Although the economy is growing by just 0.6%, Ramaphosa said he had plans to upgrade the country’s infrastructure and improve the functioning of the rail network.

Research by the University of KwaZulu-Natal has warned that the main challenges to the growth of the local economy were “port congestion, poor road conditions, rising costs of doing business, theft and truck hijackings, poor road infrastructure, non-compliant trucks on the South African roads, delays at the border posts, bribery and corruption and lack of skilled labour”.

And finally, the president announced 15 December as a public holiday to celebrate the world cup victory of the Springboks.

“In celebration of the Springboks’ momentous achievement and as a tribute to the unity and resolve of the South African people, I am declaring Friday 15 December 2023 as a public holiday.”
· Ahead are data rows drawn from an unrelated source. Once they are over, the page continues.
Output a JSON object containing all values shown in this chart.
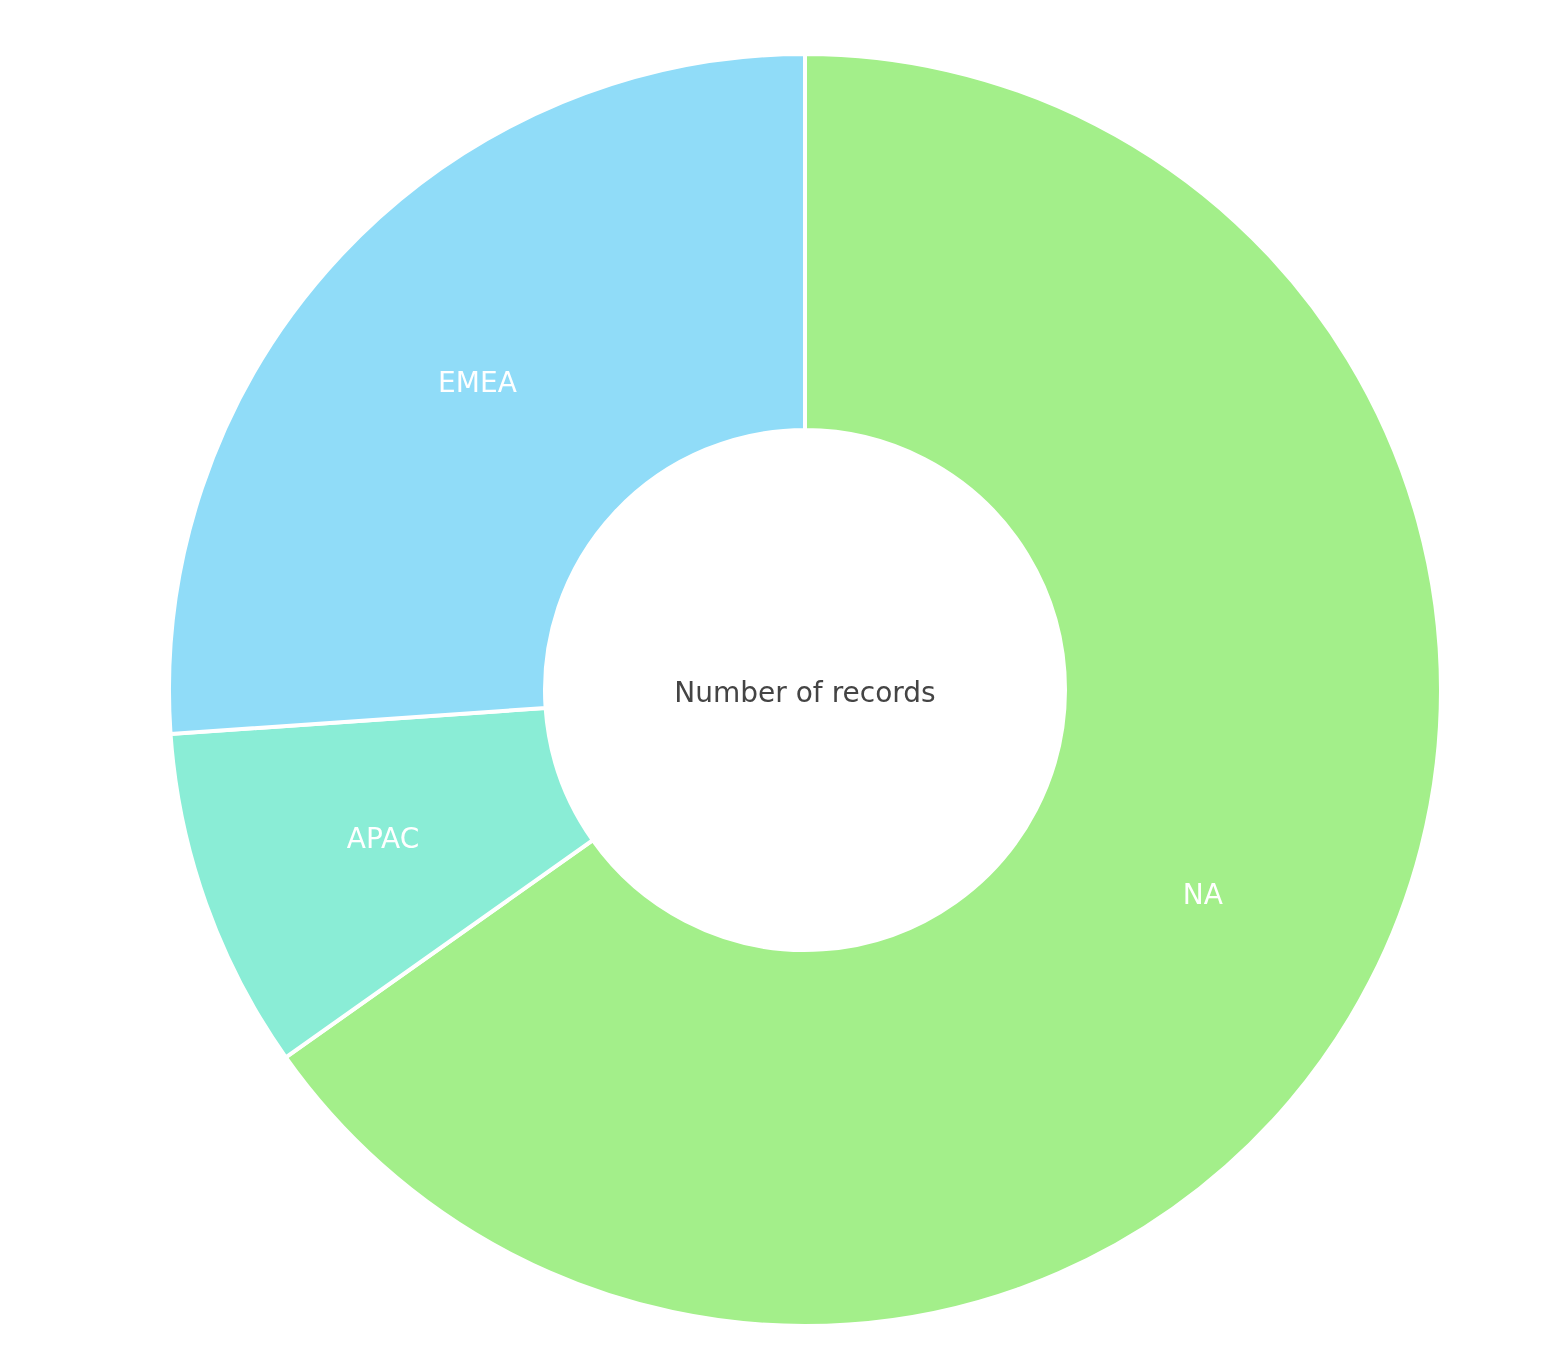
{
  "chart_data": {
    "type": "donut",
    "title": "Number of records",
    "categories": [
      "NA",
      "APAC",
      "EMEA"
    ],
    "values": [
      65.2,
      8.7,
      26.1
    ],
    "colors": [
      "#a3ef8a",
      "#8aedd6",
      "#90dcf8"
    ]
  }
}
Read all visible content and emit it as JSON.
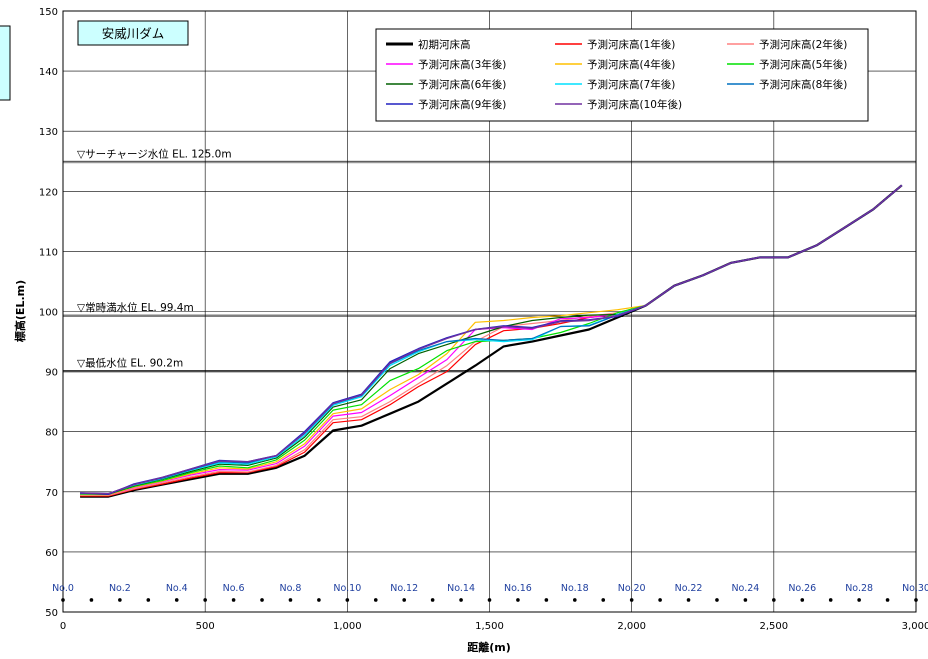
{
  "chart_data": {
    "type": "line",
    "title": "安威川ダム",
    "xlabel": "距離(m)",
    "ylabel": "標高(EL.m)",
    "xlim": [
      0,
      3000
    ],
    "ylim": [
      50,
      150
    ],
    "x_ticks": [
      0,
      500,
      1000,
      1500,
      2000,
      2500,
      3000
    ],
    "x_tick_labels": [
      "0",
      "500",
      "1,000",
      "1,500",
      "2,000",
      "2,500",
      "3,000"
    ],
    "y_ticks": [
      50,
      60,
      70,
      80,
      90,
      100,
      110,
      120,
      130,
      140,
      150
    ],
    "grid": true,
    "legend_position": "top-right",
    "reference_lines": [
      {
        "label": "▽サーチャージ水位  EL.  125.0m",
        "y": 125.0
      },
      {
        "label": "▽常時満水位  EL.  99.4m",
        "y": 99.4
      },
      {
        "label": "▽最低水位  EL.  90.2m",
        "y": 90.2
      }
    ],
    "stations": {
      "labels": [
        "No.0",
        "No.2",
        "No.4",
        "No.6",
        "No.8",
        "No.10",
        "No.12",
        "No.14",
        "No.16",
        "No.18",
        "No.20",
        "No.22",
        "No.24",
        "No.26",
        "No.28",
        "No.30"
      ],
      "label_x": [
        0,
        200,
        400,
        600,
        800,
        1000,
        1200,
        1400,
        1600,
        1800,
        2000,
        2200,
        2400,
        2600,
        2800,
        3000
      ],
      "dot_x": [
        0,
        100,
        200,
        300,
        400,
        500,
        600,
        700,
        800,
        900,
        1000,
        1100,
        1200,
        1300,
        1400,
        1500,
        1600,
        1700,
        1800,
        1900,
        2000,
        2100,
        2200,
        2300,
        2400,
        2500,
        2600,
        2700,
        2800,
        2900,
        3000
      ],
      "dot_y": 52
    },
    "x": [
      60,
      160,
      250,
      350,
      450,
      550,
      650,
      750,
      850,
      950,
      1050,
      1150,
      1250,
      1350,
      1450,
      1550,
      1650,
      1750,
      1850,
      1950,
      2050,
      2150,
      2250,
      2350,
      2450,
      2550,
      2650,
      2750,
      2850,
      2950
    ],
    "series": [
      {
        "name": "初期河床高",
        "color": "#000000",
        "width": 2.2,
        "values": [
          69.2,
          69.2,
          70.3,
          71.2,
          72.1,
          73.0,
          73.0,
          74.0,
          76.0,
          80.2,
          81.0,
          83.0,
          85.0,
          88.0,
          91.0,
          94.2,
          95.0,
          96.0,
          97.0,
          99.0,
          101.0,
          104.3,
          106.0,
          108.1,
          109.0,
          109.0,
          111.0,
          114.0,
          117.0,
          121.0
        ]
      },
      {
        "name": "予測河床高(1年後)",
        "color": "#ff0000",
        "width": 1.2,
        "values": [
          69.3,
          69.3,
          70.4,
          71.3,
          72.3,
          73.2,
          73.2,
          74.2,
          76.6,
          81.5,
          82.0,
          84.5,
          87.5,
          90.0,
          94.5,
          96.8,
          97.2,
          98.0,
          99.0,
          99.5,
          101.0,
          104.3,
          106.0,
          108.1,
          109.0,
          109.0,
          111.0,
          114.0,
          117.0,
          121.0
        ]
      },
      {
        "name": "予測河床高(2年後)",
        "color": "#ff8080",
        "width": 1.2,
        "values": [
          69.4,
          69.4,
          70.5,
          71.5,
          72.5,
          73.4,
          73.3,
          74.4,
          77.0,
          82.0,
          82.5,
          85.0,
          88.0,
          91.0,
          95.0,
          97.5,
          98.0,
          98.5,
          99.2,
          99.8,
          101.0,
          104.3,
          106.0,
          108.1,
          109.0,
          109.0,
          111.0,
          114.0,
          117.0,
          121.0
        ]
      },
      {
        "name": "予測河床高(3年後)",
        "color": "#ff00ff",
        "width": 1.2,
        "values": [
          69.5,
          69.5,
          70.7,
          71.7,
          72.8,
          73.7,
          73.6,
          74.7,
          77.6,
          82.6,
          83.2,
          86.0,
          89.0,
          92.0,
          97.0,
          97.3,
          97.0,
          98.8,
          99.0,
          99.5,
          101.0,
          104.3,
          106.0,
          108.1,
          109.0,
          109.0,
          111.0,
          114.0,
          117.0,
          121.0
        ]
      },
      {
        "name": "予測河床高(4年後)",
        "color": "#ffc000",
        "width": 1.2,
        "values": [
          69.5,
          69.5,
          70.8,
          71.8,
          73.0,
          74.0,
          73.8,
          75.0,
          78.0,
          83.0,
          83.8,
          87.0,
          89.5,
          93.0,
          98.2,
          98.5,
          99.0,
          99.3,
          99.8,
          100.3,
          101.0,
          104.3,
          106.0,
          108.1,
          109.0,
          109.0,
          111.0,
          114.0,
          117.0,
          121.0
        ]
      },
      {
        "name": "予測河床高(5年後)",
        "color": "#00e000",
        "width": 1.2,
        "values": [
          69.6,
          69.6,
          70.9,
          71.9,
          73.2,
          74.3,
          74.0,
          75.3,
          78.6,
          83.6,
          84.5,
          88.5,
          90.5,
          93.5,
          95.0,
          95.2,
          95.5,
          96.5,
          98.0,
          99.8,
          101.0,
          104.3,
          106.0,
          108.1,
          109.0,
          109.0,
          111.0,
          114.0,
          117.0,
          121.0
        ]
      },
      {
        "name": "予測河床高(6年後)",
        "color": "#006000",
        "width": 1.2,
        "values": [
          69.7,
          69.6,
          71.0,
          72.1,
          73.4,
          74.6,
          74.4,
          75.6,
          79.1,
          84.1,
          85.3,
          90.5,
          93.0,
          94.5,
          96.0,
          97.5,
          98.5,
          99.0,
          99.4,
          99.5,
          101.0,
          104.3,
          106.0,
          108.1,
          109.0,
          109.0,
          111.0,
          114.0,
          117.0,
          121.0
        ]
      },
      {
        "name": "予測河床高(7年後)",
        "color": "#00e0ff",
        "width": 1.2,
        "values": [
          69.7,
          69.7,
          71.1,
          72.2,
          73.6,
          74.8,
          74.6,
          75.8,
          79.4,
          84.4,
          85.8,
          91.0,
          93.3,
          95.0,
          95.3,
          95.0,
          95.3,
          97.5,
          97.7,
          99.5,
          101.0,
          104.3,
          106.0,
          108.1,
          109.0,
          109.0,
          111.0,
          114.0,
          117.0,
          121.0
        ]
      },
      {
        "name": "予測河床高(8年後)",
        "color": "#0070c0",
        "width": 1.2,
        "values": [
          69.8,
          69.7,
          71.2,
          72.3,
          73.7,
          75.0,
          74.8,
          76.0,
          79.7,
          84.6,
          86.0,
          91.3,
          93.5,
          95.0,
          95.5,
          95.2,
          95.5,
          97.5,
          97.6,
          99.4,
          101.0,
          104.3,
          106.0,
          108.1,
          109.0,
          109.0,
          111.0,
          114.0,
          117.0,
          121.0
        ]
      },
      {
        "name": "予測河床高(9年後)",
        "color": "#2020c0",
        "width": 1.6,
        "values": [
          69.8,
          69.6,
          71.3,
          72.4,
          73.8,
          75.2,
          75.0,
          76.0,
          80.0,
          84.8,
          86.2,
          91.6,
          93.8,
          95.6,
          97.0,
          97.6,
          97.3,
          98.4,
          98.6,
          99.2,
          101.0,
          104.3,
          106.0,
          108.1,
          109.0,
          109.0,
          111.0,
          114.0,
          117.0,
          121.0
        ]
      },
      {
        "name": "予測河床高(10年後)",
        "color": "#7030a0",
        "width": 1.4,
        "values": [
          69.8,
          69.7,
          71.2,
          72.4,
          73.8,
          75.1,
          75.0,
          76.0,
          79.8,
          84.7,
          86.1,
          91.4,
          93.7,
          95.5,
          97.0,
          97.5,
          97.2,
          98.3,
          98.5,
          99.3,
          101.0,
          104.3,
          106.0,
          108.1,
          109.0,
          109.0,
          111.0,
          114.0,
          117.0,
          121.0
        ]
      }
    ]
  }
}
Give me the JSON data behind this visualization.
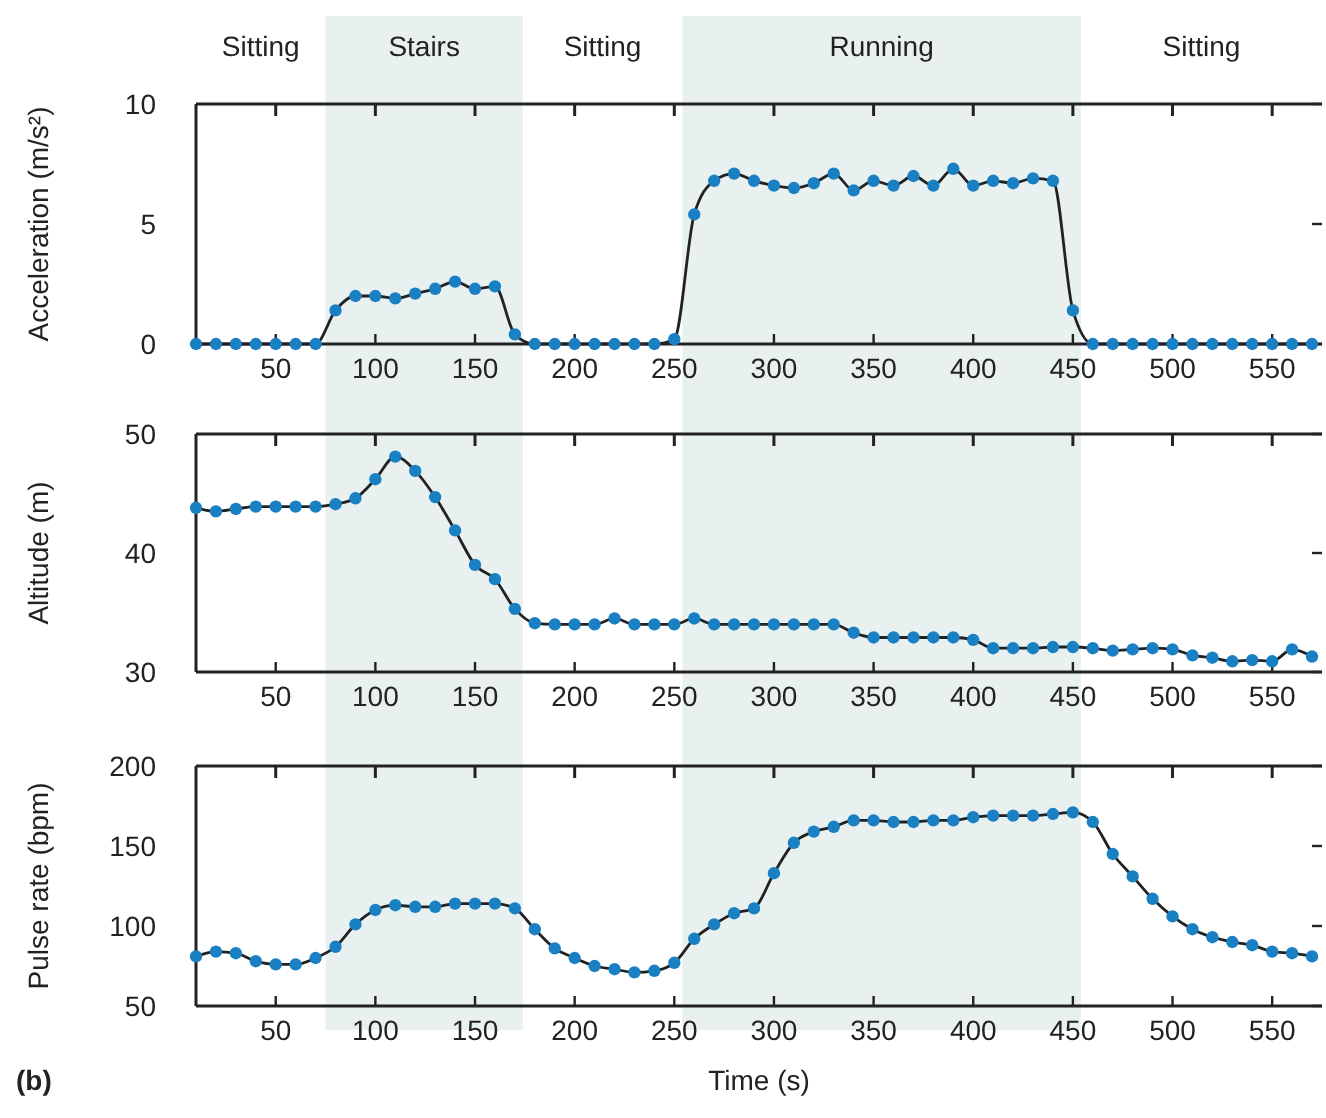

The EFF accuse Ramaphosa of exploiting the achievements of the Springboks for political expediency.

“The 15th of December falls within a holiday period in South Africa, wherein a majority of labour intensive industries are already closed, schools are closed and many South Africans are home with their families.

“To make matters worse, the 15th of December falls before the 16th of December, which is deemed as the Day of Reconciliation in South Africa and is in actual fact an existing public holiday,” the party said.